Northern Ireland people and business are at a serious disadvantage as Brexit looms without a functioning administration, it has been claimed.

Ahead of a dinner last night with Secretary of State James Brokenshire, Pinsent Masons partner Guy Loughey said a hard exit from the EU was looking increasingly likely.

Mr Loughey, head of Brexit advisory at the international practice, which has a large office in Belfast, warned that the absence of a devolved government put the province at risk of significant disadvantage.

Northern Ireland has been tipped as the region with the most to lose from a hard Brexit because it is the only part of the UK that shares a border with an EU country.

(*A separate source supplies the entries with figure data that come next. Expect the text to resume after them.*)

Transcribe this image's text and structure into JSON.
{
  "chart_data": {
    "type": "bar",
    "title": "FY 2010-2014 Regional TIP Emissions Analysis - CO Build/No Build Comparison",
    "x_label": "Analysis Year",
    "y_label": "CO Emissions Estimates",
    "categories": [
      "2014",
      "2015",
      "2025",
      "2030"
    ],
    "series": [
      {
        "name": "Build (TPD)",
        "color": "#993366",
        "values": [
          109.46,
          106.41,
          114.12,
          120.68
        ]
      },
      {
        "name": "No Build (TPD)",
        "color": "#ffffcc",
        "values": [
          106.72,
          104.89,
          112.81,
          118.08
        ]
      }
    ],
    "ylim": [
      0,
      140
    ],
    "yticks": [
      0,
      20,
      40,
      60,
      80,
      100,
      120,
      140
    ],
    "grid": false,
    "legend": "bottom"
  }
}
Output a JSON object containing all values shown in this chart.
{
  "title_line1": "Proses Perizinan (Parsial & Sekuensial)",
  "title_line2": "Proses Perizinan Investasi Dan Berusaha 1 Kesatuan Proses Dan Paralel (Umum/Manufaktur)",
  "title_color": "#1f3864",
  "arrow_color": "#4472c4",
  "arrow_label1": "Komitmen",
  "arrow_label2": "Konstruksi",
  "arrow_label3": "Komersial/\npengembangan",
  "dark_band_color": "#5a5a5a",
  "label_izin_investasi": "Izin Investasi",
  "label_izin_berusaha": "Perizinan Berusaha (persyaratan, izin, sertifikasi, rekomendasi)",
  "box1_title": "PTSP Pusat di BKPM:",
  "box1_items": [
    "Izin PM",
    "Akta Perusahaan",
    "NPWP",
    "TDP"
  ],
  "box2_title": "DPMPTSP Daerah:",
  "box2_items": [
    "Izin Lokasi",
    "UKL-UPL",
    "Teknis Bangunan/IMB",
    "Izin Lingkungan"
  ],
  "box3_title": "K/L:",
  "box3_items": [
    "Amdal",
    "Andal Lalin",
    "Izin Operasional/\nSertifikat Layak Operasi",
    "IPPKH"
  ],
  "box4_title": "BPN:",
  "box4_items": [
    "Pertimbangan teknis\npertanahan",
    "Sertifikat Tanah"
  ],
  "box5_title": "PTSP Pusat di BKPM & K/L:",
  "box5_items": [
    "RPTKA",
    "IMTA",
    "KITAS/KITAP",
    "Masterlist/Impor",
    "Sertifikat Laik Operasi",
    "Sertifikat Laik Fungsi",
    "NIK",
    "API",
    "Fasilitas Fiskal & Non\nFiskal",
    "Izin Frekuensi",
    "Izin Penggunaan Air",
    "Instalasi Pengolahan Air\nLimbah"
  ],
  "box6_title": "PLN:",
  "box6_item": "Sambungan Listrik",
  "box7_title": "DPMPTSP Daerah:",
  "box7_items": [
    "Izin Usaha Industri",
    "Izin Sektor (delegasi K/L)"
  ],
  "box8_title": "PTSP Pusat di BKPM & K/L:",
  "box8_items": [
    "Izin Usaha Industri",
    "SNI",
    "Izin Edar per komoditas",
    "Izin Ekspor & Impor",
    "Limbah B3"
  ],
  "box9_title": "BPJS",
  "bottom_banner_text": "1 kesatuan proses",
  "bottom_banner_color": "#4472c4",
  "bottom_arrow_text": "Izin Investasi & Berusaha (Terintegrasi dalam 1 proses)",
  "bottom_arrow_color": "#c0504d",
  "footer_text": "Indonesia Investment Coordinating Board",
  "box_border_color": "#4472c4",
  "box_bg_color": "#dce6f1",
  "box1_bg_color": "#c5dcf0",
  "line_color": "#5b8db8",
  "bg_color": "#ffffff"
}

Mr Loughey dismissed hopes that any part of the UK, including Northern Ireland, could retain access to elements of the EU after quitting the bloc.

"It's not feasible for certain sectors or parts of the UK, such as Northern Ireland, to stay in the single market," he said.

He also confirmed that his company was advising its corporate clients on a number of scenarios that could emerge after Prime Minister Theresa May triggers Article 50, which she has said she will activate before the end of march.

"Our clients are carrying out wargames based on the possibilities," Mr Loughey said.

The Pinsent Masons partner stressed that Northern Ireland's fate was a not strong priority for central government, with each separate region instead having its own priorities.

"There is a huge amount of work to be done to ensure that when negotiations take place, there is sufficient thought given to the specific circumstances of Northern Ireland," he said, adding that the crisis in power-sharing was coming at a time when "politicians need to engage closely with Westminster to assure they have sufficient input".

The firm has launched an artificial intelligence system to help clients identify Brexit-related risk in existing portfolios, address the risk in future contracts and make more strategic decisions.

Mr Loughey said: "Brexit has created huge uncertainty, disrupting business of all shapes and sizes. But that disruption also creates an opportunity for business advisors willing to invest and innovate.

"Unprecedented challenges call for new thinking. That's why we have looked beyond traditional models with concepts such as crowd-sourcing and artificial intelligence."